Letting go of dancing affirmed her sense of not fitting in.

“I always felt like I never belonged anywhere,” she says. “We were weird because we were Ukrainian and we accepted everybody and we weren’t super religious and we hated Ukrainian girl scouts and we lived in Brooklyn. In school I was weird because I was in ballet and I was Ukrainian and my mother made me wear a little embroidered shirt to school occasionally.”

“I was weird,” she says. “Everywhere I went I never felt like I ever really belonged.

“But I belong here,” she continues. “Now I feel like I belong here. I feel like I have a nice community here in Lansing. Which is kind of funny, New York, Munich, Paris, Lansing.”

Being who she is

As she starts to slow down her teaching schedule, Maystrenko is giving time and attention to the things that fill her spirit.

“I am being who I am more and more and more,” she says.

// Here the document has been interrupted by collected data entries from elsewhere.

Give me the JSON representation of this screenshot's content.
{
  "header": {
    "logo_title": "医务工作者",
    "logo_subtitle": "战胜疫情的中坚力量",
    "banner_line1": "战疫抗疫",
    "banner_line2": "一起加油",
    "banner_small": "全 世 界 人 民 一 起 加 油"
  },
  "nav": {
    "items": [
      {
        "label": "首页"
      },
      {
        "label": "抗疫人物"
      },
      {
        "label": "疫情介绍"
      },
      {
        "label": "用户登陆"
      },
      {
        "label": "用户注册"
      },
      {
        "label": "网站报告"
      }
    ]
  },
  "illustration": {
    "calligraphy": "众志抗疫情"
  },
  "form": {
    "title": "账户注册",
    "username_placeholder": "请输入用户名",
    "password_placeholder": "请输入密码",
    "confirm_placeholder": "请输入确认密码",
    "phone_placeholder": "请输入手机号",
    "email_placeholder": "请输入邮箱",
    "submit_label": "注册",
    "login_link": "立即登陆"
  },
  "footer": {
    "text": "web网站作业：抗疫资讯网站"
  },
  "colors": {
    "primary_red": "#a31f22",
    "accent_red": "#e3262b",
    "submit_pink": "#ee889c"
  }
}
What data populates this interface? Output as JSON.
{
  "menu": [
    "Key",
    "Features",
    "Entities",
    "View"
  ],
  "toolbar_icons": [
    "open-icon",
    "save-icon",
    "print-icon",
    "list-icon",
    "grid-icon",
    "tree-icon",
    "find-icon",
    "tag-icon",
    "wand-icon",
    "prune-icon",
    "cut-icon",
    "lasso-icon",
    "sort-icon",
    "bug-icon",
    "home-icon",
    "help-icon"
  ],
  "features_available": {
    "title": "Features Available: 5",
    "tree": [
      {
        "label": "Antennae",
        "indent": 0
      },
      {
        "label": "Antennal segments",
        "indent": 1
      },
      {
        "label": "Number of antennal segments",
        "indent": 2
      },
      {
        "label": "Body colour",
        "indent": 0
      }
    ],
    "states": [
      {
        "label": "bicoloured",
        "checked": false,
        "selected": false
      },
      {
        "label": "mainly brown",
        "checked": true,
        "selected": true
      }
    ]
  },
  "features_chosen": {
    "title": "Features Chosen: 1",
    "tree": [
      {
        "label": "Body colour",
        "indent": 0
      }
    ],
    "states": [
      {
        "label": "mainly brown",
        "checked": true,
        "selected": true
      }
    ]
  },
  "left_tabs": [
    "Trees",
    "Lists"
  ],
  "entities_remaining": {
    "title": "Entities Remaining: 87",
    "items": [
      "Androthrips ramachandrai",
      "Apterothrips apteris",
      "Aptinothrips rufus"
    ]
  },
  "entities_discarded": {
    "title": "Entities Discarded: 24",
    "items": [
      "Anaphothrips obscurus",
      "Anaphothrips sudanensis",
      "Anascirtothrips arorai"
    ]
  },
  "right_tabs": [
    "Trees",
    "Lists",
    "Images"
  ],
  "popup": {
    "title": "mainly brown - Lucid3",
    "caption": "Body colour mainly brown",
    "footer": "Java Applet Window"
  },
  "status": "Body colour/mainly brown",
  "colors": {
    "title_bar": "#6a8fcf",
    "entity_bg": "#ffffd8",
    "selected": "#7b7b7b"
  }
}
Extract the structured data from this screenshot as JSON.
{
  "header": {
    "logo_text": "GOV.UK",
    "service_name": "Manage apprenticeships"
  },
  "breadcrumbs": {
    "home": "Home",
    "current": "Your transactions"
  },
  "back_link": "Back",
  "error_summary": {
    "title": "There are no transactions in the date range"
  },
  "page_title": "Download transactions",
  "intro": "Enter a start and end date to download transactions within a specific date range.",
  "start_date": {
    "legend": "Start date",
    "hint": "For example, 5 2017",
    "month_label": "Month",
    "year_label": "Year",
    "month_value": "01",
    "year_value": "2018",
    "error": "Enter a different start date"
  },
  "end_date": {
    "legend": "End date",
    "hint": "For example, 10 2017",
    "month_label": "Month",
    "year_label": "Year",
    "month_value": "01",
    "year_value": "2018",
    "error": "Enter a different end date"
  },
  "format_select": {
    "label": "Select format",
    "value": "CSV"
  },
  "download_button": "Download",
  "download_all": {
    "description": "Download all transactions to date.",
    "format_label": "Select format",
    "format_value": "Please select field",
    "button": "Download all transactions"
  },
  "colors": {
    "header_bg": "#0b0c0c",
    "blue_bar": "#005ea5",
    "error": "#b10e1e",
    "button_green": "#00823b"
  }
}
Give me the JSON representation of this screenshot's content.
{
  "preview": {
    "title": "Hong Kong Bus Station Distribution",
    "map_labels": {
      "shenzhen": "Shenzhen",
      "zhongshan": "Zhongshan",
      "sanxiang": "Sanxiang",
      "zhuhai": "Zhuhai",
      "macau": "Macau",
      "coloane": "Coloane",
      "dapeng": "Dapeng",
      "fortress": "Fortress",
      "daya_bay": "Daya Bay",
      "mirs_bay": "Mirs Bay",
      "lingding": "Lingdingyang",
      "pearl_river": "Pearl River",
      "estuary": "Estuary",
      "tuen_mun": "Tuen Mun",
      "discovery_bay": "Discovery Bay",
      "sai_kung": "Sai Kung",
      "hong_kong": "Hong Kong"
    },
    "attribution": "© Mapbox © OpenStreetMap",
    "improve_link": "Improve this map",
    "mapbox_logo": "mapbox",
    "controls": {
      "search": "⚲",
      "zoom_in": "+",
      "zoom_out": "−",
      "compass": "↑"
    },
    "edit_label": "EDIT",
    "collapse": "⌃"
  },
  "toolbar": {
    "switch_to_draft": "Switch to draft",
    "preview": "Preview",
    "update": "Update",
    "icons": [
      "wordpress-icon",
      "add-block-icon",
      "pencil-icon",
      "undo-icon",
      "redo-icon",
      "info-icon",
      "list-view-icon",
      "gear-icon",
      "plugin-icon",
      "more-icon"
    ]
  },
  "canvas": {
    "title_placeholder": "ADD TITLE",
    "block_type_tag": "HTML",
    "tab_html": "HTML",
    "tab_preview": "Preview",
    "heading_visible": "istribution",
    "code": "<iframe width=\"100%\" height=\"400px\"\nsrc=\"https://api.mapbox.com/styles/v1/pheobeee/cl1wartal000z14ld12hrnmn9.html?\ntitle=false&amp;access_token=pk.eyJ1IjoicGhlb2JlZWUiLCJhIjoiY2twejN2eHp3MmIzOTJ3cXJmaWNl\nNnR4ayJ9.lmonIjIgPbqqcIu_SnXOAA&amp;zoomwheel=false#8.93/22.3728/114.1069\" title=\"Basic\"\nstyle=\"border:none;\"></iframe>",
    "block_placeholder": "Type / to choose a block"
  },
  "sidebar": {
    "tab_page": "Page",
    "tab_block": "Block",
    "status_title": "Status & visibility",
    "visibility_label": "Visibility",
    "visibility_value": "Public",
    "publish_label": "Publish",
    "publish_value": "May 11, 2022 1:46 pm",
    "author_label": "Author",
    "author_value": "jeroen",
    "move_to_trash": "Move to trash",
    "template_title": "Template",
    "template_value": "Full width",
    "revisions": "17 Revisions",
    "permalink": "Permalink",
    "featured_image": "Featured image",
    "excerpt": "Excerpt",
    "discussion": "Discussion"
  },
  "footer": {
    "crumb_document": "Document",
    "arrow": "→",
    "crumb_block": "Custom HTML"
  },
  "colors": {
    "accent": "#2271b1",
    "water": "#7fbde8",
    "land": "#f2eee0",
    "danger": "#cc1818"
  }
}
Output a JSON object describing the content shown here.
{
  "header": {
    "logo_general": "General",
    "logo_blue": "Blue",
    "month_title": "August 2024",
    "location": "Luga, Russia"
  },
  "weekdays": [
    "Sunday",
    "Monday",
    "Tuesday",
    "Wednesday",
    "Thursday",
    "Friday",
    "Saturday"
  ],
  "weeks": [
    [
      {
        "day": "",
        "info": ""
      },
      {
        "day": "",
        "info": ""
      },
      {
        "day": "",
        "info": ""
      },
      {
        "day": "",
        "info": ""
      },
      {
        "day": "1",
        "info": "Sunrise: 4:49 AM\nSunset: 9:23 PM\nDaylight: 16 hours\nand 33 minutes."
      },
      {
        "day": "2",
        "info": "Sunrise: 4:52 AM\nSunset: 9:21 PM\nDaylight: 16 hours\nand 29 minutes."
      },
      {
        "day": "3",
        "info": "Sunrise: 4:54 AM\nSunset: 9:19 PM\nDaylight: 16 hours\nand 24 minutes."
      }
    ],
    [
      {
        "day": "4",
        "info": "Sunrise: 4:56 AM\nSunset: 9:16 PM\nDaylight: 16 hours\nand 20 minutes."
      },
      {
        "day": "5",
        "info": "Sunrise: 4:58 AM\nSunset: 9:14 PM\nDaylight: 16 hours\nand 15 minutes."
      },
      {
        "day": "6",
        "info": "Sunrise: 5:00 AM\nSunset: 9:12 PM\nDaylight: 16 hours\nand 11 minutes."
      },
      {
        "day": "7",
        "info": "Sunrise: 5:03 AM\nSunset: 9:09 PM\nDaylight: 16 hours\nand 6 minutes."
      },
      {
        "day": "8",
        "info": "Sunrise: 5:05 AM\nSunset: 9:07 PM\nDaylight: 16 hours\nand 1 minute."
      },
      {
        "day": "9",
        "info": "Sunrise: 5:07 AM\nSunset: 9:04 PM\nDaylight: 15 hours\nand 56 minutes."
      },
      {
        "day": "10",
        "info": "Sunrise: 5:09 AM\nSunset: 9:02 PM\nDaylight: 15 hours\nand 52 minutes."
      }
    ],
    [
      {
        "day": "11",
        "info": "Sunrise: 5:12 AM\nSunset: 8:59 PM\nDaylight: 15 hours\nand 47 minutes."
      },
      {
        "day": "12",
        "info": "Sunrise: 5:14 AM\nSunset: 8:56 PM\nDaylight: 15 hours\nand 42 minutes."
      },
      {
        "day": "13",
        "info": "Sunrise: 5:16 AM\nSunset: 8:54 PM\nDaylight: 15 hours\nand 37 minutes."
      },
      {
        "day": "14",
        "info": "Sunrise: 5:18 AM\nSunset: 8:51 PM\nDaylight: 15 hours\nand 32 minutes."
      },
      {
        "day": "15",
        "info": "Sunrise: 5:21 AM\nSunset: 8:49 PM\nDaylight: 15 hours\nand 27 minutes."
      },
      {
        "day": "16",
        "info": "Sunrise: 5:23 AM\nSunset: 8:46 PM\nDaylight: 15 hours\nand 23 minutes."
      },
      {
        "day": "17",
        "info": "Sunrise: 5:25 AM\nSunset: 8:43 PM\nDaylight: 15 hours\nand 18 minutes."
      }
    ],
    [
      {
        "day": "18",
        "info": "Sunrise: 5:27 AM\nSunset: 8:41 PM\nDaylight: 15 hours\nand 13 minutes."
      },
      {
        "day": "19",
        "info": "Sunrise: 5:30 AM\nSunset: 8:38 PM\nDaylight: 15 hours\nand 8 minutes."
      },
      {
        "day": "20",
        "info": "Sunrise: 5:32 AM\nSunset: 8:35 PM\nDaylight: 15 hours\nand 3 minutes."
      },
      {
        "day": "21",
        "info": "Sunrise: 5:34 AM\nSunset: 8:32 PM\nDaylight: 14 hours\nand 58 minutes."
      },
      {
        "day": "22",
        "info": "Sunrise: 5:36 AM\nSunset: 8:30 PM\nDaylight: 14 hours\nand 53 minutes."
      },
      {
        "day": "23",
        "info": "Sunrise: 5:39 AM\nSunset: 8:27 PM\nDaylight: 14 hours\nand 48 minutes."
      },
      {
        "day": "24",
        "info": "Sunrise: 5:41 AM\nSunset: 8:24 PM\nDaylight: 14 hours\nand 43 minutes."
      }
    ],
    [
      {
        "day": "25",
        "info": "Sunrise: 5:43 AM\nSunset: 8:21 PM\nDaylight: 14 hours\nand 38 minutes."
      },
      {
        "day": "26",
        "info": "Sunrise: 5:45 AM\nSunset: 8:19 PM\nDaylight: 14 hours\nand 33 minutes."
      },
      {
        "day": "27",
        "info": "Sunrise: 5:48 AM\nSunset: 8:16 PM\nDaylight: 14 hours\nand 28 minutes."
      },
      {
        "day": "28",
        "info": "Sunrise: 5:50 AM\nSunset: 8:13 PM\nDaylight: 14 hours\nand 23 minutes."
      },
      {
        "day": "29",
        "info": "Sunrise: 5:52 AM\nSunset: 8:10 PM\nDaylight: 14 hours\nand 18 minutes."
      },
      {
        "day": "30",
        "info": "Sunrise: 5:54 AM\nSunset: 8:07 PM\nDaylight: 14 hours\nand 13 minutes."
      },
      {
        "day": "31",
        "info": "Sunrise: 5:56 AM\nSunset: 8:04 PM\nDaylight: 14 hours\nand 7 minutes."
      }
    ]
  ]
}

It’s been a hard expression to accept and release.

“This tells you who I am right here,” she says. “I’m four years old going to the Ukrainian musical nursery school, practicing curtsy on the subway platform on the way. My mother has me go over it over and over. ‘Ulyana Maystrenko, pleased to meet you.’

“We get there and the teacher says, ‘What’s your name little girl?’” Maystrenko doesn’t pause, takes on a youthful glimmer in her eye and an impish grin.

“Princess fairy violet ballerina, pleased to meet you,” she says.

“My mother was horrified. I told them exactly who I was. All my life, I’ve been trying to be that person. I’ve learned to be who I am.”